自社にとっての「優秀さ」とは何か
海外で目立つこうした採用手法は、いずれ日本でも当たり前になる、と服部氏は語る。そのキーワードは、独自性と多様性だ。優秀で多様な人材を確保するために、独自性の高いコンテンツを提供できるオウンドメディアで自社の魅力を発信していくことが重要なのだ。
「しかし、採用基準を『コミュニケーション力』や『主体性』といった漠然とした言葉で理解した気になったまま、採用方法だけを変えてもうまくいきません。まずは『自社が求める優秀さ』を定義することが大切です」と、服部氏は強調する。
コミュニケーション力と一言で言っても、売り込むのか、説得するのか、調整するのか……。ミッションが違えば求められる力も変わる。面接でハキハキとプレゼンできたからといって、実務上のコミュニケーションがうまくいく保証はない。自社が求める人材を見極めるには、自社が求める人材像をあらかじめ明確にしておくのは当然といえる。
「サッカーで考えてみてください。どんなチームでもうまい選手が欲しい。しかし、身体能力とテクニックがずばぬけた一流選手なんて、そんなにいるものではありません。では、どんな観点で選手を選抜すればいいのか。例えばオランダでは、代表選手に求める能力を『フットボール・インテリジェンス』と表現しています。具体的にいうと『複数の選択肢があり得る局面で瞬時に確率を計算し、確度の高い選択を実行する能力』です。だからオランダでは、単純な身体能力の高さやテクニックより、こうしたインテリジェンスの高い選手が優先して採用されるし、選手もそれを磨こうとする。ジュニアチームを視察したときも、コーチはことあるごとにプレーを止め『今、シュート以外にどんなオプションがあった?』『なぜシュートを選んだ?』と質問し、選手の選択が妥当かどうかを検証していました」
「チームにとっての優秀さとは何か」。その求められる「優秀さ」が正しく定義されているからこそ、選抜、採用、育成が一直線につながり、チームにとって望ましい選手が集まりやすい仕組みになっているのだ。
企業においても「自社にとっての優秀さとは何か」と改めて問い直すことから採用の変革が始まるといっていいだろう。
「社内で『優秀な社員』として想起されるイメージはある程度共通していると思いますし、そういった人物を評価するオリジナリティーの高い言葉も結構あると思います。
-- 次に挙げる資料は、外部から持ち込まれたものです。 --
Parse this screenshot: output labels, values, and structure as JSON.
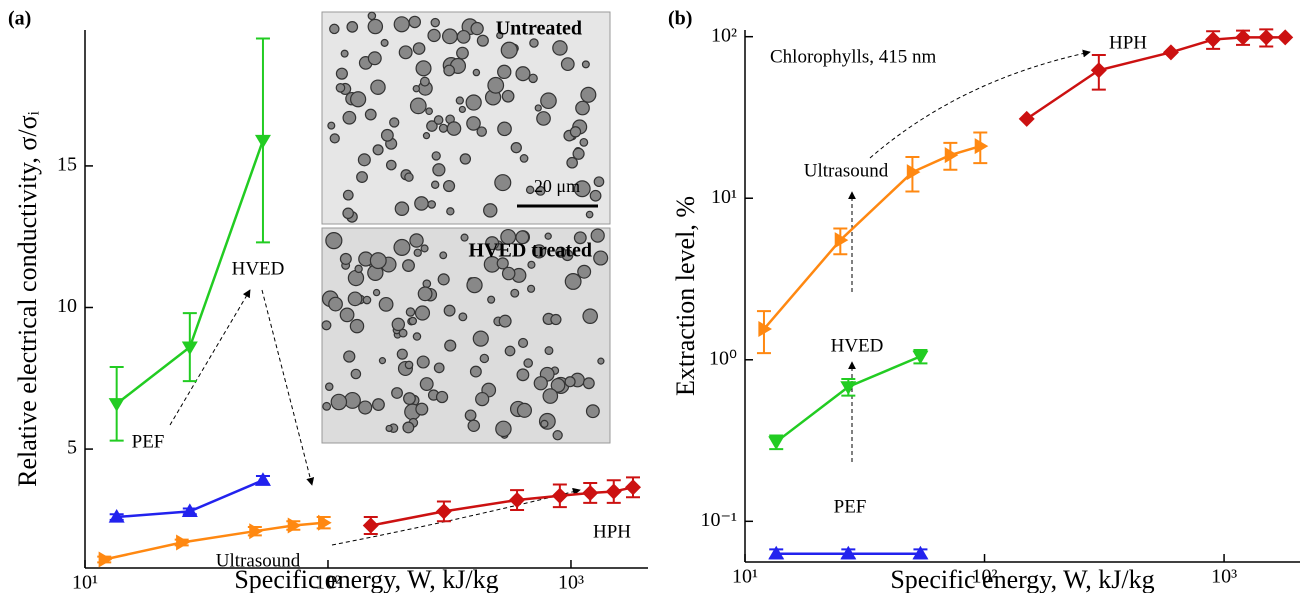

まずはそういうところをヒントに、自社ならはでの優秀さを探ってほしいと思います」
入社後のリアルなイメージを発信
自社が求める優秀さをはっきりと言語化すると、訴えるべきターゲットが明確になり、オウンドメディアでの情報発信が生きてくる。
すると、次のステップでは、自社で定義した優秀さを備えた求職者の興味を引き付けるインターフェースを用意する必要がある。このとき、人事制度の細かい説明より、自社のポリシーやフィロソフィーを分かりやすく表現する工夫が必要だと服部氏は言う。
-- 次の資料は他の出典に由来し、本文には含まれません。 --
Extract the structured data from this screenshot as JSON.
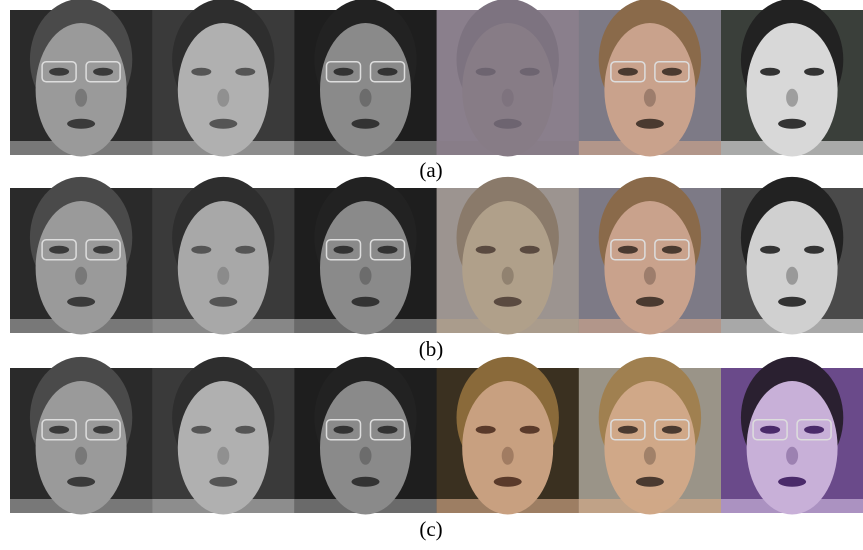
{
  "figure": {
    "captions": [
      "(a)",
      "(b)",
      "(c)"
    ]
  }
}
「この会社に入って働く自分の姿が明確にイメージできるかどうか。そしてそれは心地よさそうかどうか。ここが学生にとって大事です。例えばサイバーエージェントでは自社の雇用システムを『実力主義型終身雇用』と表現しています。シビアに実力を求めつつ、日本的なコミュニティーも大事にする。そんな同社の特色がよく表現されていて、刺さる人には強く刺さる絶妙な表現です」
人材の定着を望むなら、仕事のありのままの姿を伝えようとする誠実な姿勢も大切だ。
「例えば、人気企業の一つである野村総合研究所では、古くからポジティブ情報とネガティブ情報を組み合わせて情報発信し、入社前の期待感と入社後の現実のギャップを回避する工夫をしていました。会社案内では『VIPに会える』『大きなプロジェクトに参加できる』といったポジティブ情報を発信する一方、『スーパーマーケットが開いている時間に帰れない』『知的労働というより肉体労働』といった先輩社員のヘビーな実感も同時に伝えるのです。情報リテラシーの高い今どきの学生に、建前だけのポジティブ情報は通用しませんし、リアルな情報には、本当に自社に適性の高い学生だけをフィルタリングする効果もあります」
オウンドメディアには、長期的に採用活動をブラッシュアップする効果もある。どのような基準でどのような採用を行い、どれだけ人材が定着してどんな成果を上げたか。オウンドメディアを適切に運用することでこうした検証が容易になり、採用のPDCAサイクルを回しやすくなるからだ。